Teem incident

S2 - O365 SSO Logging Issues

Major Resolved View vendor source →

Teem experienced a major incident on March 12, 2024 affecting Authentication (SSO), lasting 17h 45m. The incident has been resolved; the full update timeline is below.

Started
Mar 12, 2024, 04:21 AM UTC
Resolved
Mar 12, 2024, 10:07 PM UTC
Duration
17h 45m
Detected by Pingoru
Mar 12, 2024, 04:21 AM UTC

Affected components

Authentication (SSO)

Update timeline

  1. investigating Mar 12, 2024, 04:21 AM UTC

    We are currently having issues with what seems to be mainly O365 SSO. We are investigating this issue and will make an update when we have gathered more information.

  2. investigating Mar 12, 2024, 06:26 AM UTC

    We are continuing to investigate this issue we will update at 8:00 AM MST

  3. investigating Mar 12, 2024, 02:01 PM UTC

    We are continuing to investigate this issue we will update at 1:00 PM CST

  4. investigating Mar 12, 2024, 06:04 PM UTC

    Our Engineering team is continuing the investigating to determine the cause of the disruption. Next update will be posted at 5:00pm CST

  5. identified Mar 12, 2024, 08:43 PM UTC

    The issue with O365 SSO has been identified and a fix is being implemented. We will post another update at 8:00pm CST or earlier when testing is complete.

  6. monitoring Mar 12, 2024, 09:02 PM UTC

    Our Engineering team has found a fix and implemented it. We have had some confirmation the issue is resolved. We will be in monitoring for the next hour while awaiting further confirmations.

  7. resolved Mar 12, 2024, 10:07 PM UTC

    The issue is now resolved. We appreciate your patience while we resolved this issue. We'll be posting the RCA by March 26th.
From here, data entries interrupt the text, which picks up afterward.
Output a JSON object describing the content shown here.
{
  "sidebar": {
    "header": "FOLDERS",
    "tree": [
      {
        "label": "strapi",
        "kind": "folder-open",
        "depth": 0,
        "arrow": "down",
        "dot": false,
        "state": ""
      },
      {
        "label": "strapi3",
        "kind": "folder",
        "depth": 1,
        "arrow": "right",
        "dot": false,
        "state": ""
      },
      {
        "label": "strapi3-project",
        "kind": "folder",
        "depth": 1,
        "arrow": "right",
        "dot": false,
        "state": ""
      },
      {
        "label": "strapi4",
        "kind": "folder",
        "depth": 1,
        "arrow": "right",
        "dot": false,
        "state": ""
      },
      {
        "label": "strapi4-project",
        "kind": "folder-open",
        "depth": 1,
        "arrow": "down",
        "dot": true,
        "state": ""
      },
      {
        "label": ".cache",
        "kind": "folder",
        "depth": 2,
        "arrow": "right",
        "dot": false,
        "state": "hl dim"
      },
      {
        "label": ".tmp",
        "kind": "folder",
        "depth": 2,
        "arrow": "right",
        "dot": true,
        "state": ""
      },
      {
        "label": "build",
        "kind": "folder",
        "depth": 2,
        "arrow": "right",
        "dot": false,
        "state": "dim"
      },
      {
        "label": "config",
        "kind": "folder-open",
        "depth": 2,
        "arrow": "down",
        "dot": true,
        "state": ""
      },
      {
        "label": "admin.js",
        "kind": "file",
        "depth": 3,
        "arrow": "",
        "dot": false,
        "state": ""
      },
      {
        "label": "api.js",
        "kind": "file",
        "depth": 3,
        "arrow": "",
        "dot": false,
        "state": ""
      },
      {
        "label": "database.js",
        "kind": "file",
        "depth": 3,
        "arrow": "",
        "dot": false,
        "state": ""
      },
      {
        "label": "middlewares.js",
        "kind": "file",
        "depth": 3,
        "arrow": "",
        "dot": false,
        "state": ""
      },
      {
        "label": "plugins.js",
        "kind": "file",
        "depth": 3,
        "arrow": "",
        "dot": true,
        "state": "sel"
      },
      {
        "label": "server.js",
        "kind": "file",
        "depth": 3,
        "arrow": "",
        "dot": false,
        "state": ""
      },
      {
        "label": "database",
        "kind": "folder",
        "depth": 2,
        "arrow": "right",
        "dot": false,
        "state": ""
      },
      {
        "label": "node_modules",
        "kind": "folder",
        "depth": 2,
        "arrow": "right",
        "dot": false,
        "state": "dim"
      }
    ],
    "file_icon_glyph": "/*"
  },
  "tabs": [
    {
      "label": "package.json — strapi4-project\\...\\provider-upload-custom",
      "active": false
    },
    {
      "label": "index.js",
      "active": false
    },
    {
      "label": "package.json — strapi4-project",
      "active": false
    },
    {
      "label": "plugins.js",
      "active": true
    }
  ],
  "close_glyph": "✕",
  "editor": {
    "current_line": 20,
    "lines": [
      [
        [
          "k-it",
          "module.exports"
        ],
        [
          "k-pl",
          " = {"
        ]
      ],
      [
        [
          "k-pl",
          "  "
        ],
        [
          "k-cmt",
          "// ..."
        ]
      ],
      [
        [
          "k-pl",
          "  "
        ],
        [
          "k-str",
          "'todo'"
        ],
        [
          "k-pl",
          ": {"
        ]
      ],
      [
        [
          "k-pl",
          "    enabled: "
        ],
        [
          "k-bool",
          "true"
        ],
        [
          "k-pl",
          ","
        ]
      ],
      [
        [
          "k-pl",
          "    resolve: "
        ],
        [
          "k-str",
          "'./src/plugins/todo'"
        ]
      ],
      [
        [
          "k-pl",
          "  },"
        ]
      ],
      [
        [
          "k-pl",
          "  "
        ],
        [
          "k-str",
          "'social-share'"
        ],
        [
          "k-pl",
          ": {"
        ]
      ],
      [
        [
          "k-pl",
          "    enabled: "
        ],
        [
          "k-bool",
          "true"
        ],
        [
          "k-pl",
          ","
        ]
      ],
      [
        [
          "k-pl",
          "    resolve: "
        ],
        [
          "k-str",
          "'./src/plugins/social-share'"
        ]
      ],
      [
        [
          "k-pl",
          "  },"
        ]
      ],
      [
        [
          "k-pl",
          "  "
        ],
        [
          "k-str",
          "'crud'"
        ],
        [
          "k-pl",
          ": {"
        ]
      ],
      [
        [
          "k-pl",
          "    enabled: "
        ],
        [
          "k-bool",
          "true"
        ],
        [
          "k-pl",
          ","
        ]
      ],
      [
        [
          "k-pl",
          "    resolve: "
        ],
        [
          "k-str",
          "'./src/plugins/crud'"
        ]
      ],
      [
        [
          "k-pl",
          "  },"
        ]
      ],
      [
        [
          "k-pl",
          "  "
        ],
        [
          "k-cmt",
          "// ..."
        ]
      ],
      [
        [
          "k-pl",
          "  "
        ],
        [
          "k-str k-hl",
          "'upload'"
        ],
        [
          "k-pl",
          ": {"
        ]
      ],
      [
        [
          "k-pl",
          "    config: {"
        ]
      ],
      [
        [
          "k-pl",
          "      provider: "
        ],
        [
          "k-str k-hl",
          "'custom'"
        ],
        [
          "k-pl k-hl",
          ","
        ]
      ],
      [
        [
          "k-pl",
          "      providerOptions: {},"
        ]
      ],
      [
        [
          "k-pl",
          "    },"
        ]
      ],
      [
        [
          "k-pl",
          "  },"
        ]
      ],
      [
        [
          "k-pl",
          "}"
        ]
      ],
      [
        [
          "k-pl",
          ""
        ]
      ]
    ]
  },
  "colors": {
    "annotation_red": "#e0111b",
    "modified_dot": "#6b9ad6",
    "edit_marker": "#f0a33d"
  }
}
  8. postmortem Mar 25, 2024, 04:48 PM UTC

    **Teem by Eptura detailed Root Cause Analysis | 3/11/2024** **S2 – O365 SSO Login Issues** We are truly grateful for your continued support and loyalty. We value your feedback and appreciate your patience as we worked to resolve this incident. **Description:** **\(The Incident is logged in MST\)** **On Monday on Monday March 11th Internal Teem members and customers started experiencing issues with logging into the Teem application via O365. At around 10:15 PM a fire alarm is pulled by Jared Collins Teem Support Manager** **Type of Event:** Outage **Services/Modules impacted:** SSO/Logging **Timeline:**` `**The timeline is posted in MST.** We received issues of logging in at 5:25 PM but it was still logging perfectly fine after a few tries. We confirmed logging worked over the next few hours and kept a close eye on things. At 10:06 PM A customer reaches out that logging is having issues, internally we are now having issues as well. 10:08 PM a Jira is started to be created for our Engineering team to jump on the issue. 10:15 PM a Fire Alarm is pulled. 10:21 PM Status page is updated with the status of issue at hand. 10:23 PM Engineering confirms they are working on the issue. 11:54 PM Status page is updated once more for the evening. 8:00 AM status page is updated. 12:00 PM Status page is updated again that the issue is currently still at hand. 2:37 PM Engineering has found a fix and implemented said fix to environment. 3:05 PM customers confirming that the issue is resolved. 4 PM the status page is taken down. **Total Duration of Event:** 16 Hours **Root Cause:** The cause of the issue at hand was an outdated token living on a server that is older. The token was re-established and the issue was then fixed. **Remediation:** We have put Fire Alarms in to notify the team of SSO expiration a month before it happens so we can update the token and ensure that SSO has no issues going forward. **Preventative Action:** Having a system in place to notify of token expiration.